4 · Tracks & the Channel Strip

A track is the basic building block of a session. Each track has:

  • a lane on the timeline where its audio clips live, and
  • a channel strip in the mixer that shapes and routes its sound.

This chapter explains tracks and gives an overview of the channel strip. The individual processors are covered in detail in The Audio Processors, and the other kinds of strips (buses, master, etc.) in Channel Strip Types.


Adding and managing tracks

  • Add a track: main menu ☰ ▸ Add Track.
  • Rename: right-click / long-press a track and choose Rename Track (in the timeline header or the mixer, clicking the name plate selects the track). In the Edit view's channel-strip inspector, the name plate is an editable field you can type into directly.
  • Color: give a track a color to keep your session readable — clips, meters, and the minimap all pick up the color. Choose Automatic to let AnalogDAW assign a color, or pick one of eight colors (red, orange, yellow, green, teal, blue, purple, pink).
  • Reorder: drag track headers to change their order.
  • Remove: from the channel strip's options.

A track can be mono or stereo. The choice affects how it records and monitors and which inputs are offered. Most mics are mono; synths, stereo sub-mixes, and many virtual instruments are stereo.

What a track can hold as input

A track's input source is where new recordings come from:

  • No Input — a playback-only lane (e.g. an imported file).
  • Hardware Input — a physical input channel (or stereo pair) on your audio interface or built-in mic. See Recording Audio.
  • Instrument — a hosted virtual instrument you play live and record as audio. See Recording Instruments.

Audio file clips sit on the track's lane independently of the input source, so a track can both play back existing clips and record new ones.
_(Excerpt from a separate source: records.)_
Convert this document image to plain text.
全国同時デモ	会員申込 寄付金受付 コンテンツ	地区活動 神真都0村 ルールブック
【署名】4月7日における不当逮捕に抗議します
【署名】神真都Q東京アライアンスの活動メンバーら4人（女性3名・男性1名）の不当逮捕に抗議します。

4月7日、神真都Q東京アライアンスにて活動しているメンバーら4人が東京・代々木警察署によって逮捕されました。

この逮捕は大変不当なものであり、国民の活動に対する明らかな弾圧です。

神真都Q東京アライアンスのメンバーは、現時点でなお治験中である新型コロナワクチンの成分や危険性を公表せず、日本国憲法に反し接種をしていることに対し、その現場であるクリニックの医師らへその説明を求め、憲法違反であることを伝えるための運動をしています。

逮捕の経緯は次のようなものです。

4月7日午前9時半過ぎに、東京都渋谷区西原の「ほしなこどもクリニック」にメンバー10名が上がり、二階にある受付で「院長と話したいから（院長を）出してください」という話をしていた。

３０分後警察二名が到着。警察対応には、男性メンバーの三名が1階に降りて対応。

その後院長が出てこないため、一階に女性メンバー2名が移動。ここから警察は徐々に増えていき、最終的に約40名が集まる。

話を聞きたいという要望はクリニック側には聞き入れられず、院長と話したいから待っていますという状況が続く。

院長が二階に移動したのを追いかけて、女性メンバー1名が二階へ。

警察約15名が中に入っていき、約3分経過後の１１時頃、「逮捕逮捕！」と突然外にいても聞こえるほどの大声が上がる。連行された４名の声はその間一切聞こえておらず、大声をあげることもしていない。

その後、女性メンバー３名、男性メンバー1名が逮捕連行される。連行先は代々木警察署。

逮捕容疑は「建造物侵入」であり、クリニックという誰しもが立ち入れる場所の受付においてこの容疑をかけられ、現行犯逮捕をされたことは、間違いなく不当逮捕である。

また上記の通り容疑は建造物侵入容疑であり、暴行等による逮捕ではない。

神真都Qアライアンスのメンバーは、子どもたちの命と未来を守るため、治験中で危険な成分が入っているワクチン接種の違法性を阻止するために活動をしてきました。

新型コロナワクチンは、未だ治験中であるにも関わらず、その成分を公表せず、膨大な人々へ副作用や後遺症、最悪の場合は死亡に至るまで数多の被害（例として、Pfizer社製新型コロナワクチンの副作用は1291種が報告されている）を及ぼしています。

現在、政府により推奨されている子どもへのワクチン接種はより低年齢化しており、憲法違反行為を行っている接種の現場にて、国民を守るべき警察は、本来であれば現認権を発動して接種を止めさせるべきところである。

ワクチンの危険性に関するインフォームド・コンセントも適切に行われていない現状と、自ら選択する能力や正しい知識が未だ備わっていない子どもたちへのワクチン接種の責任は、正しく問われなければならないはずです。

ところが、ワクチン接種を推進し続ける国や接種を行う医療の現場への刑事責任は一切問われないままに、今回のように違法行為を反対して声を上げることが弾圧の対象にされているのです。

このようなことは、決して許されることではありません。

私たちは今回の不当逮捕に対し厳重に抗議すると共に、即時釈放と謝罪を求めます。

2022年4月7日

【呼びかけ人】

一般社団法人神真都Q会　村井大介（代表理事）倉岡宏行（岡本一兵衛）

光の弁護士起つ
The channel strip at a glance

Open a track's channel strip by selecting the track (in the mixer, or by selecting its header in the timeline). The strip is organized into a fixed, musical signal flow from top to bottom:

INPUT  →  PREAMP / COLOR  →  [ FILTER → GATE → EQ → COMPRESSOR → DE-ESSER → INSERTS ]  →  PAN  →  FADER  →  OUTPUT
                                └────────── reorderable processing chain ──────────┘
  • Input — pick the hardware input or instrument, set mono/stereo, arm for recording, and enable input monitoring.
  • Preamp / Color — analog-style gain staging and harmonic color (always first in the chain).
  • The processing chain — Filter, Gate, EQ, Compressor, De-Esser, and up to six plug-in Inserts. These can be reordered to taste.
  • Pan — places the signal in the stereo field.
  • Fader — the track's level, with a meter beside it.
  • Output — which bus or hardware output the track feeds, plus aux and cue sends for effects and headphone mixes.

Strip sections in the mixer

To keep strips compact, the mixer shows one section at a time. Tap the section tabs to switch a strip between:

TabShows
DYN (Dynamics)Gate, compressor, and de-esser
EQThe high/low-pass filters and the 4-band parametric equalizer
INS (Inserts)Input source, preamp/color (gain, trim, drive, tilt, phantom, pad, phase), and the six plug-in insert slots
SND (Sends)Aux sends and cue (headphone) sends

In the timeline's inline inspector you get the same sections for the selected track and, alongside it, the strip of the bus or master it routes to.


Reordering the processing chain

The order of the built-in processors is not fixed. Open the chain-order control on the strip and drag stages to rearrange them — for example, EQ before the compressor versus after, or gate before EQ. The preamp/color stays first and the fader/meter stay last; everything between them is yours to arrange. Plug-in inserts can be placed anywhere in that chain too.


Mute, Solo, Arm, and Monitor

Each track has these core controls (the M and S buttons sit by the fader; the R and I buttons sit in the input/inserts section):

  • Mute — the "M" button — silences the track.
  • Solo — the "S" button — silences everything except soloed tracks, so you can isolate what you're working on. Soloing is smart about buses and groups.
  • Arm — the "R" button — enables the track for recording. Only armed tracks record when you press Record. It's disabled until the track has an input assigned. See Recording Audio.
  • Input Monitor — the "I" button — routes the live input through the track's processing so you can hear it while you set up and record.

You can also arm, disarm, mute, and solo from a track's right-click / long-press menu. When tracks are joined in an edit group, clip editing, arm, mute, and solo propagate to all members at once — see Mixing.